新しい曲をリリースして以来、意外なほど大きな人気を獲得した刀郎は、その名前通り、「羅剎夜市」などの楽曲を通じて社会の混乱を鋭く批評し、注目を浴びている。

本人がその意図で歌詞を書いたかどうかがわからないが、敢えて批判ものと「誤読」する人が多くいるから、この度、刀郎が歌手として社会の拍動を正しく読み取れたことが言えるかもしれない。

辛いものを加味して激辛い料理にチャレンジする人もいるように、歌詞をアレンジして政府にぶつかる使われ方もある。

ネタは清朝の怪談集「聊齋誌異」から来ているが、刀郎の歌を聞いて原典を読み始める人は少数かもしれない。一方、多くの人は刀郎の立派なリベンジぶりに喜んでおり、ネットで回った『影響力を利用して才能ある刀郎を貶めた』歌手那英などへの仕返し説を信じている。

刀郎は学歴がなく、挫折しながら自分の歌を続けました。やっと十数年前に『2012年初めての雪』などで大変な人気を得た。彼はむしろ大衆向けで、俗っぽい歌のイメージが強いと言える。ある年、誰よりも多くのアルバムをリリースしたが、那英を代表格とした学院派の音楽家に妬まれ、受賞することはなかった。そのとき、街中はもちろん、内陸のあまり知られていない、道教ゆかりの山地に入った際でさえ、お寺の坊主が「2012年初めての雪」を最大音量で流した。そのとき、俗っぽい音楽と生臭坊主(出家したのに恋歌を!)の組み合わせには悪い印象があった。

現実のダメージを受けた後、刀郎は一時的に歌壇を引退した。完全に引退したと思われた時期もあったが、意外なタイミングで新曲を披露することになった。

その曲風は?と言うと、相変わらず「俗っぽい」と言わざるを得ない。チックトックやウェイボでブームになり、そのトレンドに乗じて商品を売ったり、才能を披露したりする人は多くいるが、後世に残るほど価値のある作品ではない。歌詞の中には正確な中国語でない部分も多く、支離破砕で意味が曖昧だとしばしば指摘される。

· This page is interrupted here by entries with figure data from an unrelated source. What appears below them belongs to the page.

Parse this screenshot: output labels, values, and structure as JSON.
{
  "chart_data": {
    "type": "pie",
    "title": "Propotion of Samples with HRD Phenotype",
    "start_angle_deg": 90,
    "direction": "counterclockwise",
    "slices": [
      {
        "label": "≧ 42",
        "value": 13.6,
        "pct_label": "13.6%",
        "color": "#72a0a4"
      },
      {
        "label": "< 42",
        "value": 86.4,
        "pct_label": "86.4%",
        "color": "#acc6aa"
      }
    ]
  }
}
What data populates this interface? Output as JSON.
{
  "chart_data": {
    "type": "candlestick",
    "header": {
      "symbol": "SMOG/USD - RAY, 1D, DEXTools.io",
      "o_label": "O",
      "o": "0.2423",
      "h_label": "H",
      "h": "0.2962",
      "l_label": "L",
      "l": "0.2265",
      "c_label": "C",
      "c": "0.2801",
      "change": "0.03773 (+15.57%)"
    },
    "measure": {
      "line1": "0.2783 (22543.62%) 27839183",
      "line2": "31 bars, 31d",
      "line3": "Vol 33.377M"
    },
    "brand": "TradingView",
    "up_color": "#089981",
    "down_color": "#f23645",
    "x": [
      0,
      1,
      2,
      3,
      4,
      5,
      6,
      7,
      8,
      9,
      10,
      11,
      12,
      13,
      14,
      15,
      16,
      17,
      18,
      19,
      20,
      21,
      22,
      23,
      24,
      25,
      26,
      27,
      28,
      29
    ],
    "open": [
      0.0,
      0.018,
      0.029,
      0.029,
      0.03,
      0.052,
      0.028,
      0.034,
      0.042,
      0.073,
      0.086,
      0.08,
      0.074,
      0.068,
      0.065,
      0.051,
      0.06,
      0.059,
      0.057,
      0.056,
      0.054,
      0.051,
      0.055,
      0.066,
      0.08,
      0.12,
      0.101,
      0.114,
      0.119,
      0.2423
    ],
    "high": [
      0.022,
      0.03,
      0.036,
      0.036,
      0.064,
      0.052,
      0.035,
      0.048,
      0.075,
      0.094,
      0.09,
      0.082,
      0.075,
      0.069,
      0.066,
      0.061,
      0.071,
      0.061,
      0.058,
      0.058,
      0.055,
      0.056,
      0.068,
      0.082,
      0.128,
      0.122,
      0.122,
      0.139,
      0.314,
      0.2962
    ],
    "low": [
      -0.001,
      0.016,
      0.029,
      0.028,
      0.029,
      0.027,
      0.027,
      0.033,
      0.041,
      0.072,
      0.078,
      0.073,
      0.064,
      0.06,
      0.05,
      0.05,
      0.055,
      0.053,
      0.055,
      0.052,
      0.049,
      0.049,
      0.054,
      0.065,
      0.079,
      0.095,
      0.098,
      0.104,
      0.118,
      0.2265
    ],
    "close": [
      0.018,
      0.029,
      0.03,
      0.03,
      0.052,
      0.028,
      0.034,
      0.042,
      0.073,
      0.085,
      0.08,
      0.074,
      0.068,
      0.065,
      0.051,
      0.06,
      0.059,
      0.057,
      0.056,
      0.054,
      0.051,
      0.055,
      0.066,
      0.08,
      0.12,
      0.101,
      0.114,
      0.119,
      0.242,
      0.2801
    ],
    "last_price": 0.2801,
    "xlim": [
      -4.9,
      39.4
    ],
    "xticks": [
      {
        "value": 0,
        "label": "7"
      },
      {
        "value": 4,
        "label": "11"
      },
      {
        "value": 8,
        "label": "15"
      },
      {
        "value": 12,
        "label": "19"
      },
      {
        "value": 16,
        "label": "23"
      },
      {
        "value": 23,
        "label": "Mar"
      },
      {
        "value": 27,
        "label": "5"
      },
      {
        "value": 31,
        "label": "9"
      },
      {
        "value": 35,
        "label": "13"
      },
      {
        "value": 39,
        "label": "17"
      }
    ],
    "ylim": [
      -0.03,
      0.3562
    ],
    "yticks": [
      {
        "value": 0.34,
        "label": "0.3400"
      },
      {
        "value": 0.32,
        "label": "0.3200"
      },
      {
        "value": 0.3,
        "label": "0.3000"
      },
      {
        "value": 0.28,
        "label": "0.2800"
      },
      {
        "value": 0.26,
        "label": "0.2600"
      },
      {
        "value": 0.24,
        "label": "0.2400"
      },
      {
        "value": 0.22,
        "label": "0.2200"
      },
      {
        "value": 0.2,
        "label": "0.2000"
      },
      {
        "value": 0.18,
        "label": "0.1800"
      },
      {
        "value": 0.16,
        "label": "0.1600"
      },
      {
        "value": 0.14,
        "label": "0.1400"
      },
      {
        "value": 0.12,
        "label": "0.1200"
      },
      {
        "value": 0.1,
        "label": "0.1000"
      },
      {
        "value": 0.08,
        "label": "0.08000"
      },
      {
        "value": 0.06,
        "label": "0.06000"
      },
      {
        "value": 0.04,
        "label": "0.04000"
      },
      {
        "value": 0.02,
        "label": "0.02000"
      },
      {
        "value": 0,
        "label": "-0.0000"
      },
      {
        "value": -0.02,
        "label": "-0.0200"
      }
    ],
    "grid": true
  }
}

それでも、なぜか大衆に受け入れられたのは、社会が不条理で不正がはびこり、正しい道を歩む人々が出世できず、苦しい日々を送っているという大衆の共感があったからかもしれない。声を上げる場が限られている中、権力者に対する不満や愚痴を吐き出す唯一の手段でもあった。ちょうどその時、かつての不遇な国民歌手が復活し、怪談的なテーマを取り上げ、アイロニーに富んだ曲を発表したため、人々は「我が青春なり」という感覚を味わい、自分があたかも不正義に立ち向かう「正義の人」として変身した錯覚を覚えるかもしれない。